Bitcoin Makes a Comeback Above $60,000 Following Disappointing US NFP Data – Here’s Where BTC Is Headed Next
The price of Bitcoin (BTC) has surged back into the mid-$61,000 range after the release of a US labor market report that fell short of expectations. This has increased hopes that the Federal Reserve will cut interest rates multiple times before the end of 2024.
In April, the US economy added 175,000 jobs, which was below the expected gain of 240,000 jobs. Additionally, the unemployment rate rose to 3.9%, surpassing the expected 3.8%.
According to the CME, the likelihood of the Federal Reserve cutting interest rates more than once before the end of 2024 has risen to around 62% from 50% just one day ago. This has caused traders to increase their bets on rate cuts for 2024, leading to a decrease in US yields and the US dollar’s value.
The DXY, an index measuring the value of the US dollar against a basket of other currencies, has dropped below 105 for the first time since April 10th. Meanwhile, the 10-year US Treasury yield has fallen to 4.5% from over 4.7% last week, and the 2-year yield is currently at 4.8%, down from over 5% just three days ago.
Improving financial conditions have resulted in the S&P 500 reaching its highest level in over two weeks, surpassing 5,100. Consequently, the positive macroeconomic backdrop has injected bullish momentum back into the cryptocurrency market.
However, it remains uncertain whether the Bitcoin price can break out of its recent downward trend. To confirm a breakout, Bitcoin needs to surpass the $64,000 resistance level.
The next direction for the Bitcoin price is still unclear. While the softer-than-expected US jobs data has caused a bullish reaction in traditional financial markets and Bitcoin, it is risky to assume that this data alone indicates a temporary rise in inflationary pressures.

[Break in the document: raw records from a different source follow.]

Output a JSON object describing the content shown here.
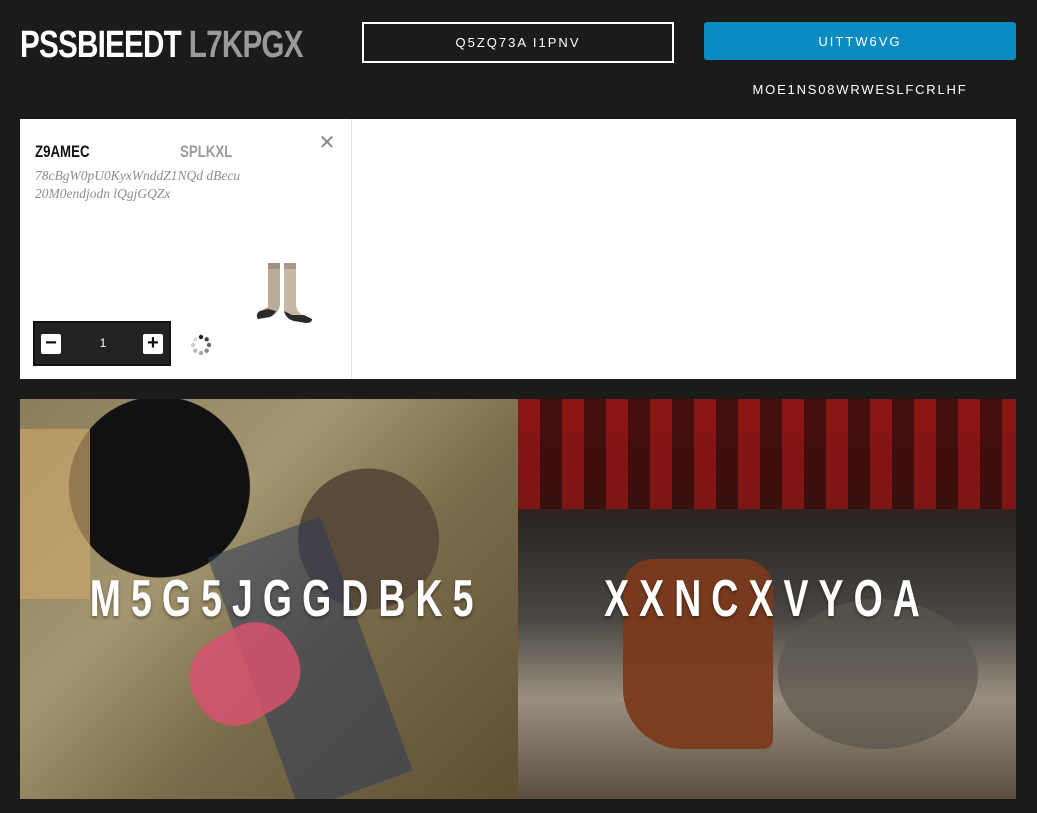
{
  "header": {
    "brand_primary": "PSSBIEEDT",
    "brand_secondary": "L7KPGX",
    "outline_button": "Q5ZQ73A I1PNV",
    "primary_button": "UITTW6VG",
    "link_text": "MOE1NS08WRWESLFCRLHF"
  },
  "cart_item": {
    "name": "Z9AMEC",
    "variant": "SPLKXL",
    "description": "78cBgW0pU0KyxWnddZ1NQd dBecu20M0endjodn lQgjGQZx",
    "quantity": "1",
    "minus_label": "−",
    "plus_label": "+",
    "close_label": "✕"
  },
  "promos": [
    {
      "title": "M5G5JGGDBK5"
    },
    {
      "title": "XXNCXVYOA"
    }
  ],
  "colors": {
    "accent": "#0a8bc2",
    "background": "#1b1b1b"
  },
  "icons": [
    "close-icon",
    "minus-icon",
    "plus-icon",
    "loading-spinner-icon",
    "sock-product-image"
  ]
}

The Federal Reserve has stated that it will wait for further progress on inflation before considering interest rate cuts. It is possible that the markets are overestimating the impact of the slightly weaker inflation report and expecting a trend of labor market weakness that will lead to lower inflation and faster rate cuts.
If the markets are getting ahead of themselves, there is a risk of a Bitcoin price correction. It is important to note that spot Bitcoin ETFs have been experiencing outflows recently.
Additionally, post-halving rallies typically do not begin until 4-6 months after the halving event. Therefore, the short-term outlook for Bitcoin suggests consolidation below the all-time highs reached in March.
There is strong resistance in the $63,000s, which represents the top of the current downward trend channel. If Bitcoin fails to break above this level, it is likely to continue dropping towards the $53,000 support level.
However, a retest of the current levels could present an attractive opportunity for bulls to enter the market. A drop to the low $50,000s would indicate a 30% pullback from the March highs, which is within the normal range for Bitcoin pullbacks during bullish cycles.
Despite the short-term uncertainty, the long-term fundamentals for Bitcoin remain bullish. It is not a question of if the Federal Reserve will start cutting interest rates, but rather when. This will serve as a major catalyst for the Bitcoin price.
Additionally, spot Bitcoin ETFs are expected to attract significant inflows in the long run, and more institutions are likely to start buying Bitcoin as they become more educated about its benefits. BlackRock, a major Wall Street firm, is already taking on an educational role with its clients regarding Bitcoin investment.
Furthermore, post-halving tailwinds typically take effect 4-6 months after the halving event. Therefore, Bitcoin’s next major rally may not occur until later this year, making it an opportune time for investors to consider Dollar-Cost Averaging (DCA) into the asset.
Disclaimer: Cryptocurrency is a high-risk asset class. This article is provided for informational purposes only and should not be considered investment advice. There is a risk of losing all of your capital.